La websérie devient un phénomène de plus en plus important auprès du public. A titre d’exemple, le festival de Luchon dédié aux fictions francophones, consacre deux prix à ce genre. Avec l’avènement de YouTube et des réseaux sociaux facilitant le partage, la série diffusée uniquement en ligne prend son envol pour devenir un genre à part entière. NPA Conseil revient sur le phénomène des webséries et la façon dont elles se sont émancipées.

En premier lieu réalisées par des amateurs avec des moyens limités mais en totale liberté artistique, la websérie s’est progressivement professionnalisée pour devenir un genre à part entière. Le monde de la télévision s’en est emparé, apportant notamment une plus-value aux séries diffusées en linéaire. Avec des moyens beaucoup plus développés, la websérie développée par la télévision ne garde ce nom qu’en raison de sa diffusion uniquement en ligne. Aux Etats-Unis, Fear the Walking Dead par exemple, spin-off de la série The Walking Dead, a utilisé ce format pour faire patienter les téléspectateurs entre chaque intersaison depuis 2011. Diffusée en amont de la diffusion de la nouvelle saison, la websérie permet de satisfaire l’attente des téléspectateurs  en présentant des personnages inconnus évoluant dans le monde de la série originale. De plus, les webisodes étant disponibles uniquement sur le site Internet d’AMC, cela permet d’augmenter significativement le trafic du site sur cette période. Au mois de janvier 2018, c’est ABC qui a dévoilé sur son site Internet uniquement, 6 épisodes d’une websérie tirée de l’univers de Grey’s anatomy où le spectateur suit les aventures de 6 internes du Grey Sloane Memorial que l’on

a déjà vus dans la saison 14. De plus, pour attirer davantage les fans de la série, des personnages incarnants de la série originelle sont également présents au casting comme Miranda, Alex ou Owen. La même logique a été employée avec la série Fais pas ci fais pas ça par France 2 en proposant des webisodes en ligne en attente de la diffusion de la nouvelle saison en 2013, avec les jeunes acteurs de la série.

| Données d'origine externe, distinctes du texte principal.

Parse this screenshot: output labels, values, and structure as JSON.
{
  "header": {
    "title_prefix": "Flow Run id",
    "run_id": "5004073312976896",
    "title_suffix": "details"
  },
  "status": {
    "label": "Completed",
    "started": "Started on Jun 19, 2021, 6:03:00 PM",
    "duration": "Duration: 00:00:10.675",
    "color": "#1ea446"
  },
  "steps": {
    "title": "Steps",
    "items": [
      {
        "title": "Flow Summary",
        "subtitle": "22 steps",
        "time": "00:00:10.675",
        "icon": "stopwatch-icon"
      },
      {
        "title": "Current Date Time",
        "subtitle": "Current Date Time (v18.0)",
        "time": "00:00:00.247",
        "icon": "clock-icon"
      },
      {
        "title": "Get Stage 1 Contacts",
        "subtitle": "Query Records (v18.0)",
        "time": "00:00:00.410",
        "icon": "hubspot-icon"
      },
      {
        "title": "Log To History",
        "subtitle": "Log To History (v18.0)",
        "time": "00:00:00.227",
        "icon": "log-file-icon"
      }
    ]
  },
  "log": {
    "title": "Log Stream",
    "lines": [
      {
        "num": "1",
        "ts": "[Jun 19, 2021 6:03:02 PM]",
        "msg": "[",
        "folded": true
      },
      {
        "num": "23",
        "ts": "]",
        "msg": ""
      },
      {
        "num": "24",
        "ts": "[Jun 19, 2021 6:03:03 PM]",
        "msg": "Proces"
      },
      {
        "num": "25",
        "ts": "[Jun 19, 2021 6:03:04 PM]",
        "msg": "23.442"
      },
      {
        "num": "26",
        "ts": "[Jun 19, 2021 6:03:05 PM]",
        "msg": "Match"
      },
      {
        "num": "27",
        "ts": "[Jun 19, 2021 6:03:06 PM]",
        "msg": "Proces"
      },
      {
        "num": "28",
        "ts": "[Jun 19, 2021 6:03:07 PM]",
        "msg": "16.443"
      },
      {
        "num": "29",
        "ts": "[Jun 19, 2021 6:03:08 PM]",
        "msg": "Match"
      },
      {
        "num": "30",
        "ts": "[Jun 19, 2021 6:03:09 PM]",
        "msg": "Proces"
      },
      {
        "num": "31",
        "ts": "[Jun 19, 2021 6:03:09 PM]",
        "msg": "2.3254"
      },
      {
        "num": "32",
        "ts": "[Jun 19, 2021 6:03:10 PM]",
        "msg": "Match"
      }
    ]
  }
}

En France, les webséries développées par certaines chaînes de télévision n’ont pas forcément le rôle d’apporter un complément à la diffusion linéaire, mais de proposer une offre nouvelle ouvrant une fenêtre de visibilité à de nouveaux talents. Moins dépendantes de la pression de l’audimat, les webséries peuvent ainsi être beaucoup plus audacieuses. Malgré les différents sujets pouvant être abordés, les codes éditoriaux employés sont généralement les mêmes : des personnages jeunes (adolescents, jeunes adultes ou trentenaire) confrontés à des problèmes et questionnements propres à leur génération, souvent traités de façon humoristique. Cependant, les genres se diversifient de plus en plus allant du gore jusqu’au road trip.

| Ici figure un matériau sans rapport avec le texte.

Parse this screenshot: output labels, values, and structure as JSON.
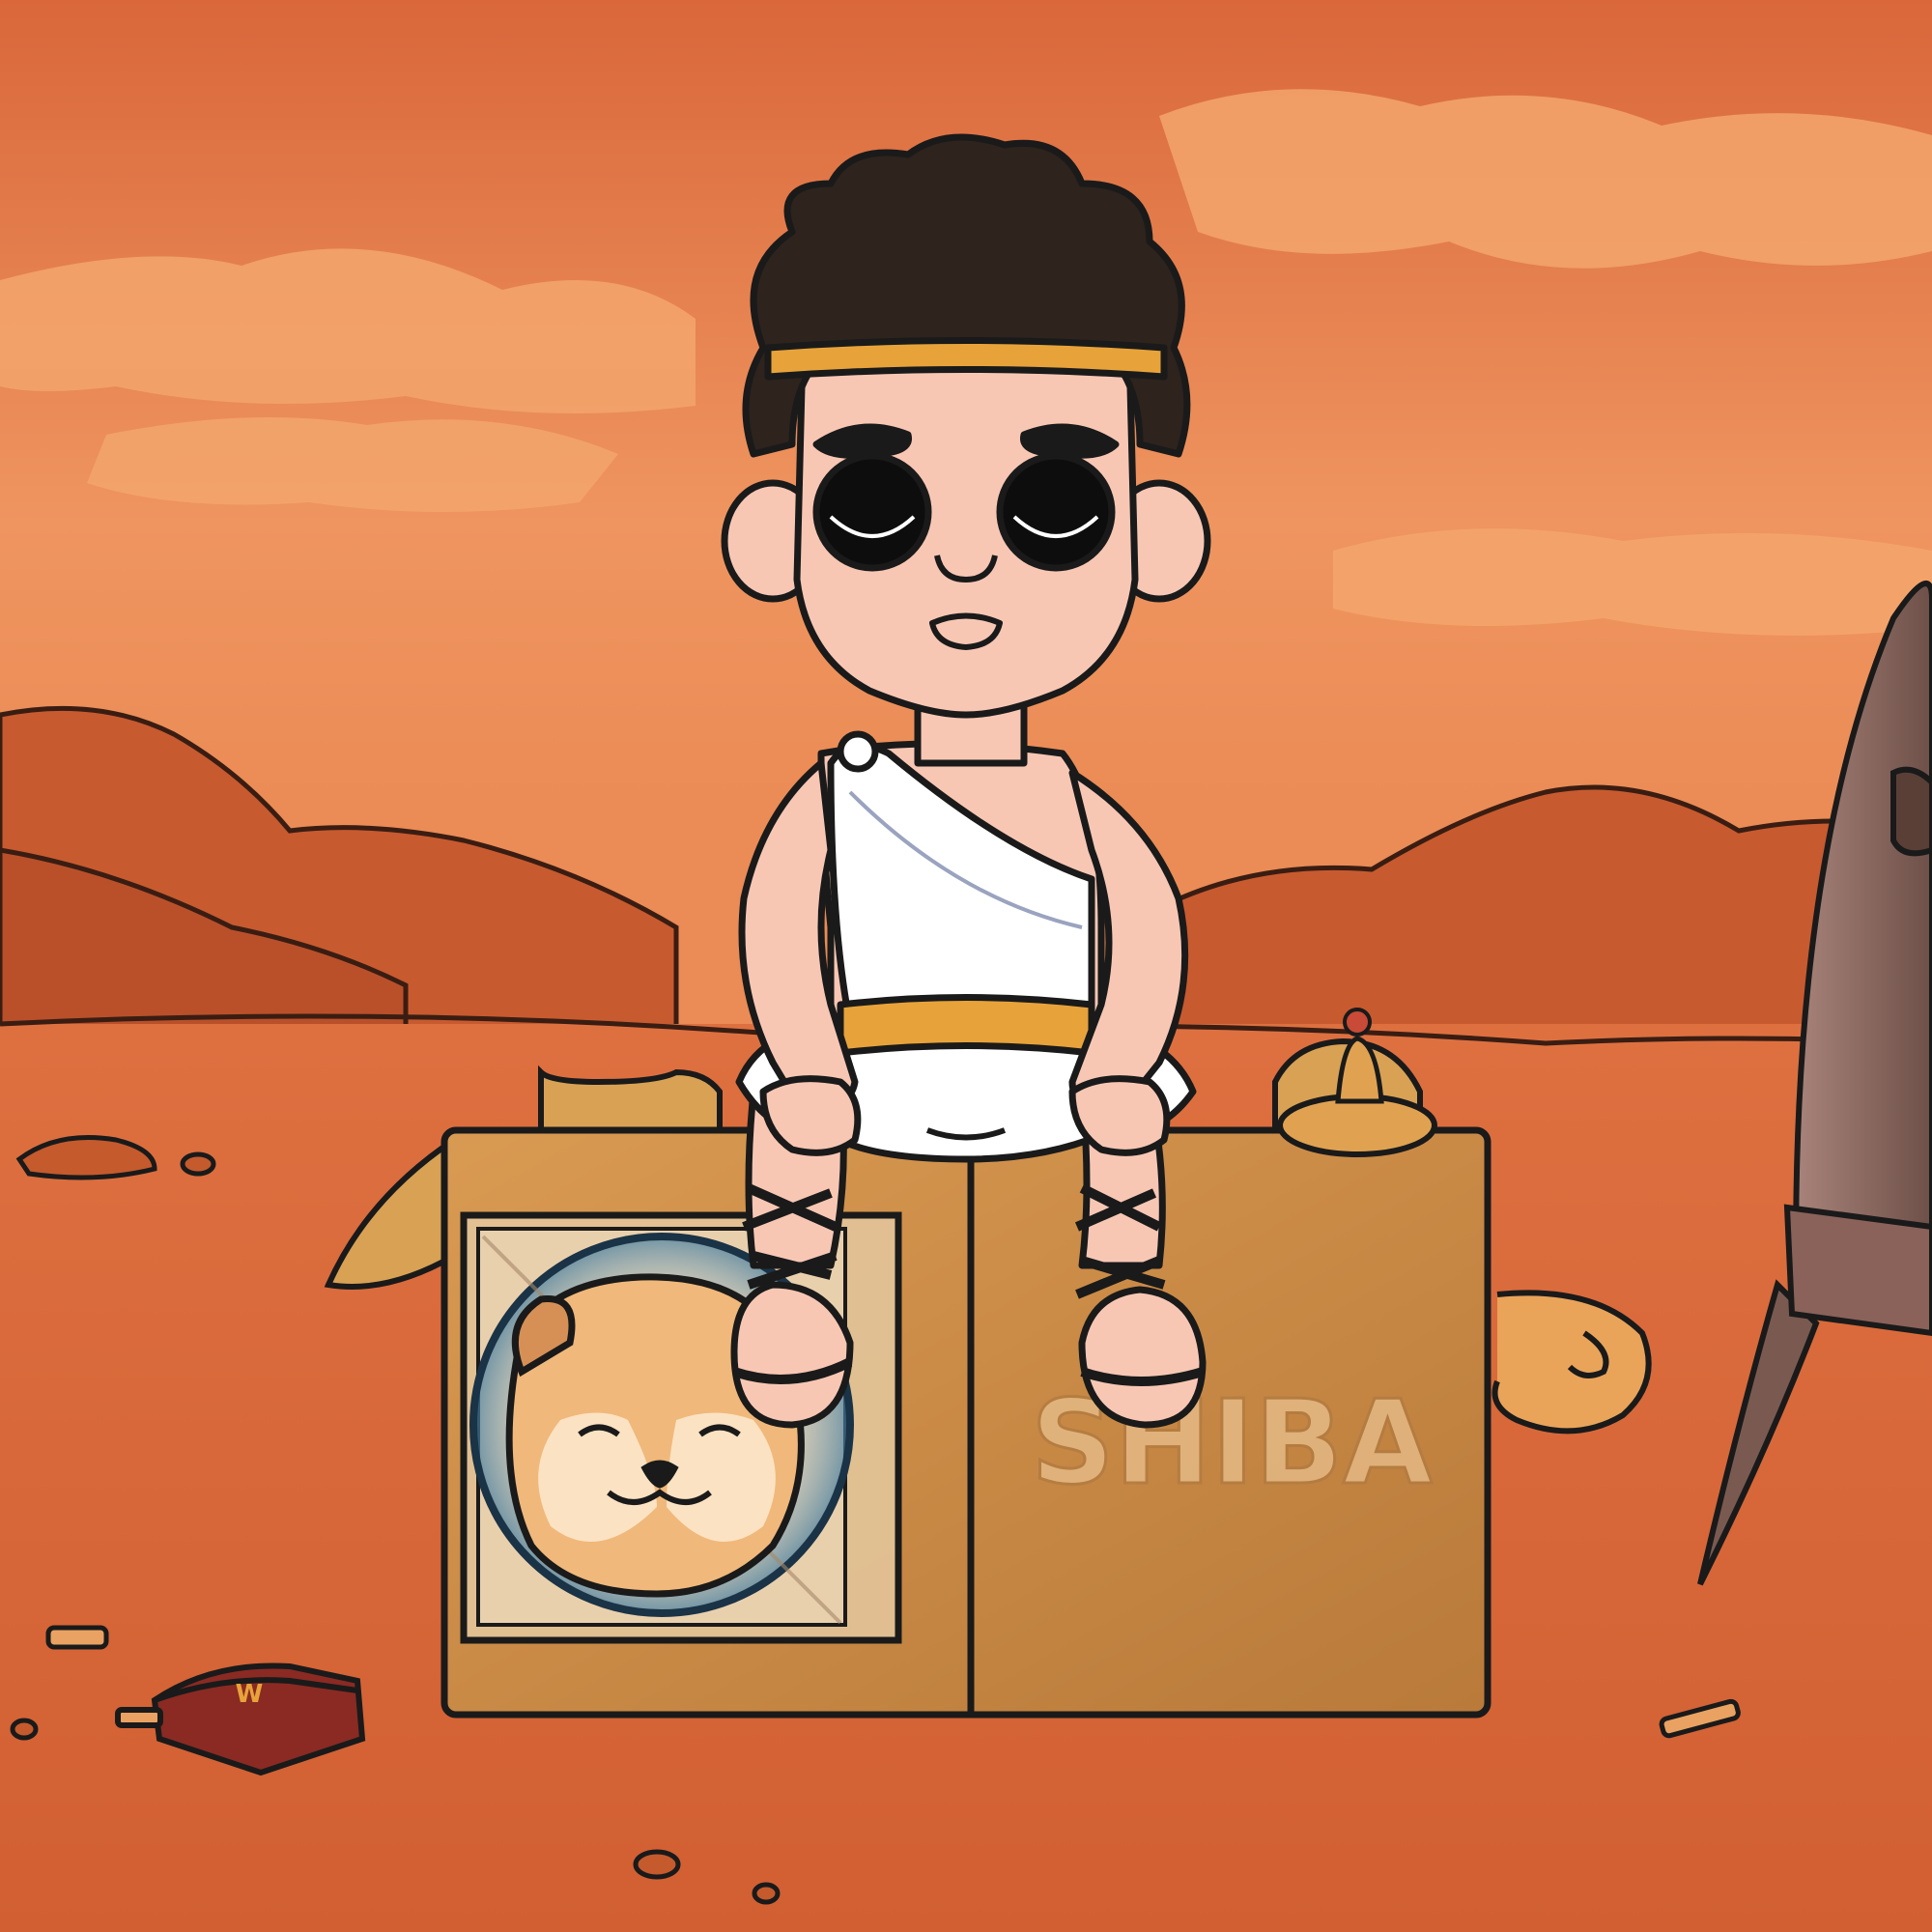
{
  "scene": {
    "box_label": "SHIBA",
    "chest_emblem": "W"
  },
  "colors": {
    "sky": "#e0753f",
    "sky_light": "#ef9a5e",
    "cloud": "#f4a56a",
    "hills": "#c9552b",
    "ground": "#dc6a3a",
    "box": "#c98d45",
    "box_edge": "#1a1a1a",
    "skin": "#f8c7b4",
    "hair": "#2e231d",
    "tunic": "#ffffff",
    "gold": "#e7a33a",
    "rocket": "#8d6a5c",
    "chest": "#8a2a23"
  }
}
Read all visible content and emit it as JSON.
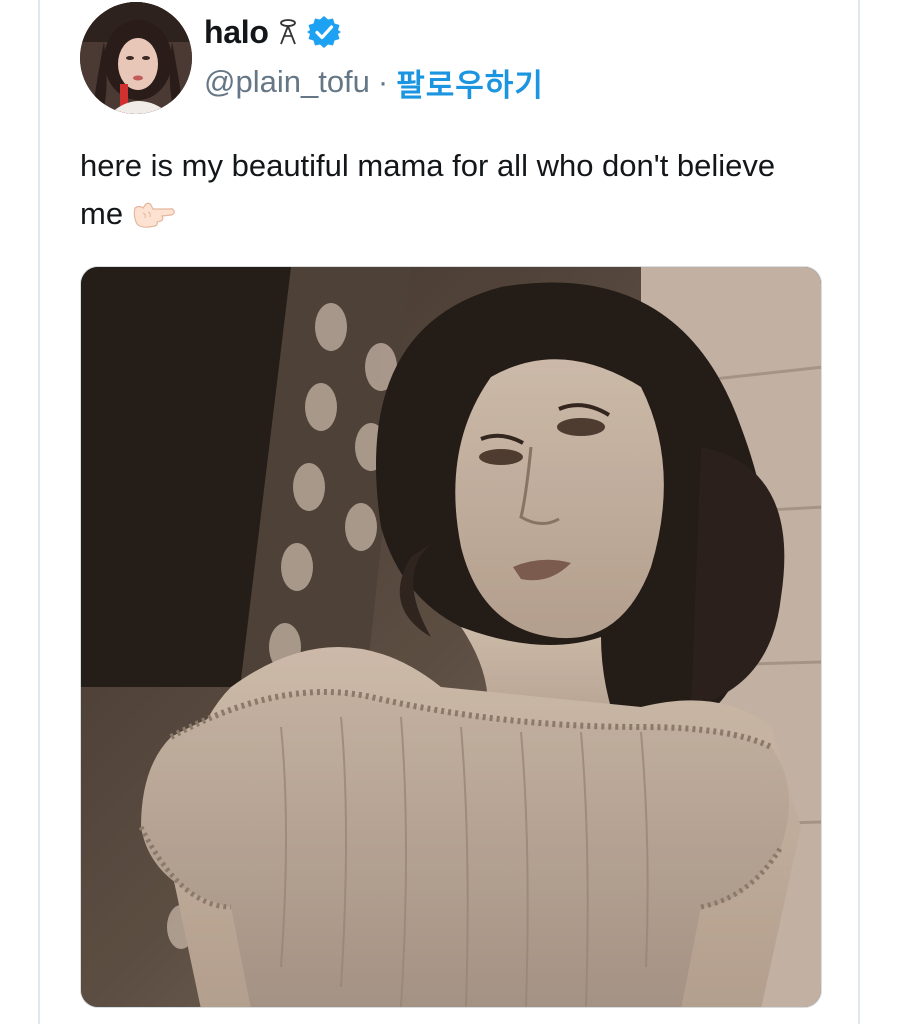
{
  "tweet": {
    "author": {
      "display_name": "halo",
      "name_emoji_icon": "halo-hanging-icon",
      "verified_icon": "verified-badge-icon",
      "handle": "@plain_tofu",
      "separator": "·",
      "follow_label": "팔로우하기",
      "avatar_icon": "user-avatar"
    },
    "text": "here is my beautiful mama for all who don't believe me",
    "text_emoji_icon": "pointing-hand-icon",
    "media": {
      "type": "photo",
      "description_icon": "sepia-portrait-photo"
    }
  },
  "colors": {
    "text": "#14171a",
    "secondary": "#657786",
    "link": "#1b95e0",
    "verified": "#1da1f2",
    "border": "#e1e8ed"
  }
}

Arte propose ainsi sur son site Internet une sélection de webséries exclusives, destinées uniquement à une consultation en ligne. Certaines d’entre elles, comme Loulou¸ ont d’ailleurs connu un relatif succès auprès de la presse. Même constat pour France Télévisions et sa plateforme web Studio 4 consacrée aux nouveaux talents des webséries. En complément de son offre, le groupe public vient de lancer sa plateforme vidéo Slash dédiée aux millennials avec en fer de lance l’adaptation de la série norvégienne Skam[1]. En plus, des vidéos de divertissement sont proposées telles que des tests, de courts webdocumentaires, ou des animes. La tendance s’est également développée dans les autres pays francophones, spécifiquement auprès des groupes audiovisuels publics comme la Suisse où la chaîne RTS propose des productions originales depuis 2013, la Belgique avec la RTBF ou encore Radio-Canada sur sa plateforme Ici.tou.tv.

Par la mise en avant des webséries par les chaînes TV ainsi que leur participation progressive dans leur production, la websérie connaît aujourd’hui une professionnalisation croissante. Bien sûr, les webséries amateures continuent de fleurir un peu partout sur Internet, mais de grands groupes médias, autres que les chaînes de télévision, se sont investis dans ce genre afin de créer une nouvelle offre vidéo destinée à un public jeune. Pourquoi cibler ce public ? Selon les dernières statistiques dévoilées par YouTube[2], la plateforme en ligne est plus consultée par les 18-34 ans américains sur smartphone que n’importe quelle chaîne de télévision outre-Atlantique. Ce sont ainsi près de 1 milliard d’heures visionnées chaque jour sur YouTube, tout support confondu. De plus, avec le développement de la qualité des réseaux et des smartphones, le trafic vidéo via appareil mobile est en constante augmentation depuis des années.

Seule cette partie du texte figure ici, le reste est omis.